Он живо вспомнил жуткое шествие по обледеневшим камням вверх, вверх — и тот ветер, обнаглевший, полный морозной пыли, и горькое безмолвное бдение одичалых людей и животных, и мглу, и близящуюся белую темень, и переход по камням, перегородившим пропасть, и крики людей, медленно скатывающихся по голым и гладким глыбам туда, в темь, и взгляды оставшихся сверху, и зыбкий, нереальный канатный мост, бог знает кем — какими индейцами или тенями мирных, таинственных, южных инков, века назад ушедших от суетных плоскогорий к туманным вершинам, на небеса, растворившихся в небе и в снеге, — тут возведенный меж двух полуотвесных каменных стен в насмешку равнинным людям — льянерос — и горожанам; и трепет под ногами переплетенных лиан, будто на крыльях кондоров принесенных снизу, и качка, и колебания, и скрип моста — огромного гамака, растянутого меж двумя почти отвесными стенами; и провисание в середине, и трепет зыбких канатов-лиан, протянутых вместо перил, и тьма и туман под ногами средь жидких и нежных лиан, и падение мулов, людей и повозок в пропасть — их дикие, удаляющиеся в тумане крики, — и затхлое замирание сердца на том конце, у самой стены, когда требуется идти чуть вверх — провисший гамак! — и освобождение сердца на твердой почве, и шествие, и скольжение по обледенелым камням, и льды. Что ж, было. Все позади.

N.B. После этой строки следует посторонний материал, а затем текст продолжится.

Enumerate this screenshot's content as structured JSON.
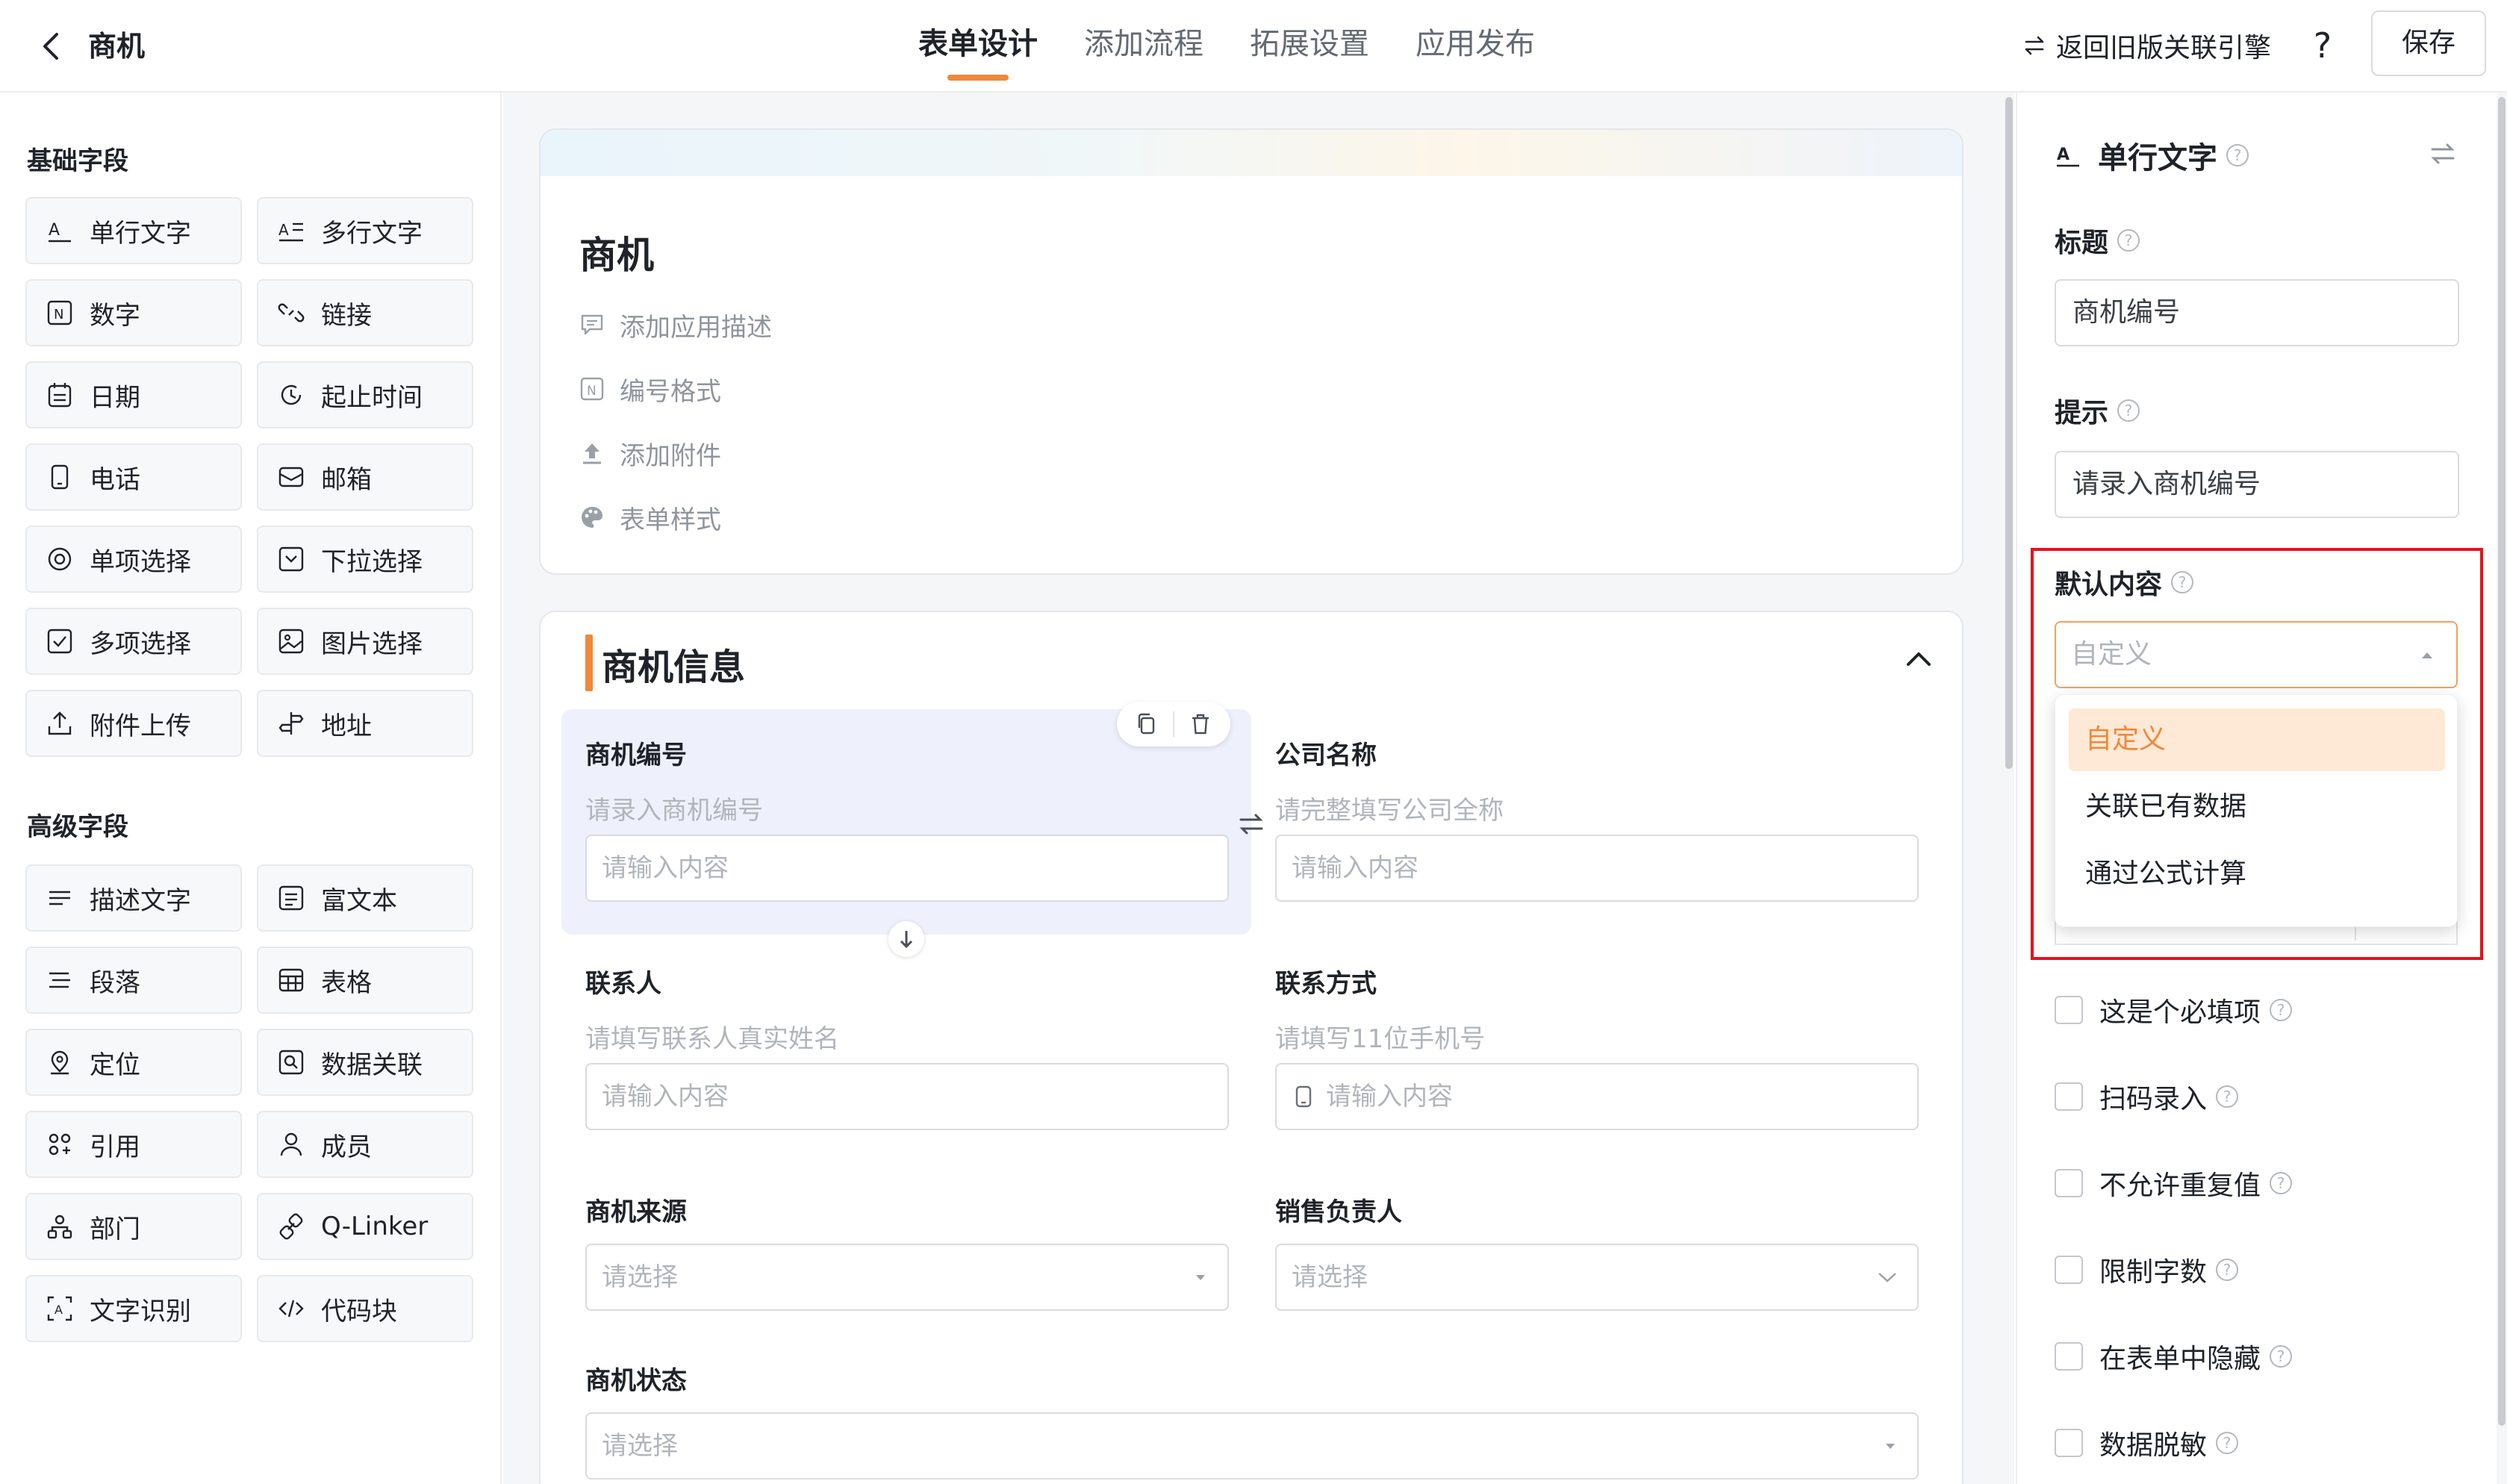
{
  "topbar": {
    "app_title": "商机",
    "tabs": [
      {
        "label": "表单设计",
        "active": true
      },
      {
        "label": "添加流程",
        "active": false
      },
      {
        "label": "拓展设置",
        "active": false
      },
      {
        "label": "应用发布",
        "active": false
      }
    ],
    "old_engine_label": "返回旧版关联引擎",
    "help_label": "?",
    "save_label": "保存"
  },
  "left_panel": {
    "basic_title": "基础字段",
    "basic_fields": [
      {
        "label": "单行文字",
        "icon": "single-line-text-icon"
      },
      {
        "label": "多行文字",
        "icon": "multi-line-text-icon"
      },
      {
        "label": "数字",
        "icon": "number-icon"
      },
      {
        "label": "链接",
        "icon": "link-icon"
      },
      {
        "label": "日期",
        "icon": "date-icon"
      },
      {
        "label": "起止时间",
        "icon": "time-range-icon"
      },
      {
        "label": "电话",
        "icon": "phone-icon"
      },
      {
        "label": "邮箱",
        "icon": "email-icon"
      },
      {
        "label": "单项选择",
        "icon": "radio-icon"
      },
      {
        "label": "下拉选择",
        "icon": "dropdown-icon"
      },
      {
        "label": "多项选择",
        "icon": "checkbox-icon"
      },
      {
        "label": "图片选择",
        "icon": "image-select-icon"
      },
      {
        "label": "附件上传",
        "icon": "upload-icon"
      },
      {
        "label": "地址",
        "icon": "address-icon"
      }
    ],
    "advanced_title": "高级字段",
    "advanced_fields": [
      {
        "label": "描述文字",
        "icon": "description-icon"
      },
      {
        "label": "富文本",
        "icon": "rich-text-icon"
      },
      {
        "label": "段落",
        "icon": "paragraph-icon"
      },
      {
        "label": "表格",
        "icon": "table-icon"
      },
      {
        "label": "定位",
        "icon": "location-icon"
      },
      {
        "label": "数据关联",
        "icon": "data-link-icon"
      },
      {
        "label": "引用",
        "icon": "reference-icon"
      },
      {
        "label": "成员",
        "icon": "member-icon"
      },
      {
        "label": "部门",
        "icon": "department-icon"
      },
      {
        "label": "Q-Linker",
        "icon": "q-linker-icon"
      },
      {
        "label": "文字识别",
        "icon": "ocr-icon"
      },
      {
        "label": "代码块",
        "icon": "code-block-icon"
      }
    ]
  },
  "form_header": {
    "title": "商机",
    "items": [
      {
        "label": "添加应用描述",
        "icon": "comment-icon"
      },
      {
        "label": "编号格式",
        "icon": "number-format-icon"
      },
      {
        "label": "添加附件",
        "icon": "upload-icon"
      },
      {
        "label": "表单样式",
        "icon": "palette-icon"
      }
    ]
  },
  "section": {
    "title": "商机信息",
    "fields": [
      {
        "label": "商机编号",
        "hint": "请录入商机编号",
        "placeholder": "请输入内容",
        "type": "text"
      },
      {
        "label": "公司名称",
        "hint": "请完整填写公司全称",
        "placeholder": "请输入内容",
        "type": "text"
      },
      {
        "label": "联系人",
        "hint": "请填写联系人真实姓名",
        "placeholder": "请输入内容",
        "type": "text"
      },
      {
        "label": "联系方式",
        "hint": "请填写11位手机号",
        "placeholder": "请输入内容",
        "type": "phone"
      },
      {
        "label": "商机来源",
        "hint": "",
        "placeholder": "请选择",
        "type": "select"
      },
      {
        "label": "销售负责人",
        "hint": "",
        "placeholder": "请选择",
        "type": "select"
      },
      {
        "label": "商机状态",
        "hint": "",
        "placeholder": "请选择",
        "type": "select"
      }
    ]
  },
  "right_panel": {
    "field_type": "单行文字",
    "title_label": "标题",
    "title_value": "商机编号",
    "hint_label": "提示",
    "hint_value": "请录入商机编号",
    "default_label": "默认内容",
    "default_select_value": "自定义",
    "default_options": [
      "自定义",
      "关联已有数据",
      "通过公式计算"
    ],
    "checkboxes": [
      {
        "label": "这是个必填项",
        "checked": false
      },
      {
        "label": "扫码录入",
        "checked": false
      },
      {
        "label": "不允许重复值",
        "checked": false
      },
      {
        "label": "限制字数",
        "checked": false
      },
      {
        "label": "在表单中隐藏",
        "checked": false
      },
      {
        "label": "数据脱敏",
        "checked": false
      }
    ],
    "help_mark": "?"
  },
  "colors": {
    "accent": "#f0883a",
    "accent_light": "#fde9d6",
    "highlight_box": "#e5121c",
    "selected_field_bg": "#eef1fb"
  }
}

Это позади; но иное — еще впереди.
Он вгляделся в пустынный, казалось бы, молчаливый лагерь, приютившийся под защитой хребта, седловины, зубцов и скал — с этой, с испанской стороны горной цепи. Пройден перевал Писбы, и нельзя разжигать костры, иначе весь этот долгий поход теряет свой первый смысл: огни с перевала будут видны до Боготы. Укутавшись в одеяла и шкуры, скорчившись и прижавшись друг к другу, сидят и лежат, отдыхают солдаты, воины у края невидимого парамо; их не слышно, лишь там, туазах[5] в пятидесяти, надрывается криком единственный человек: рожает жена солдата, добравшаяся до поднебесья по ледяным тропинкам. Что ж, природа. Сколько мужчин не дошло до этого перевала! Он походил, попрыгал по камням, полез назад к своему чернеющему жилищу.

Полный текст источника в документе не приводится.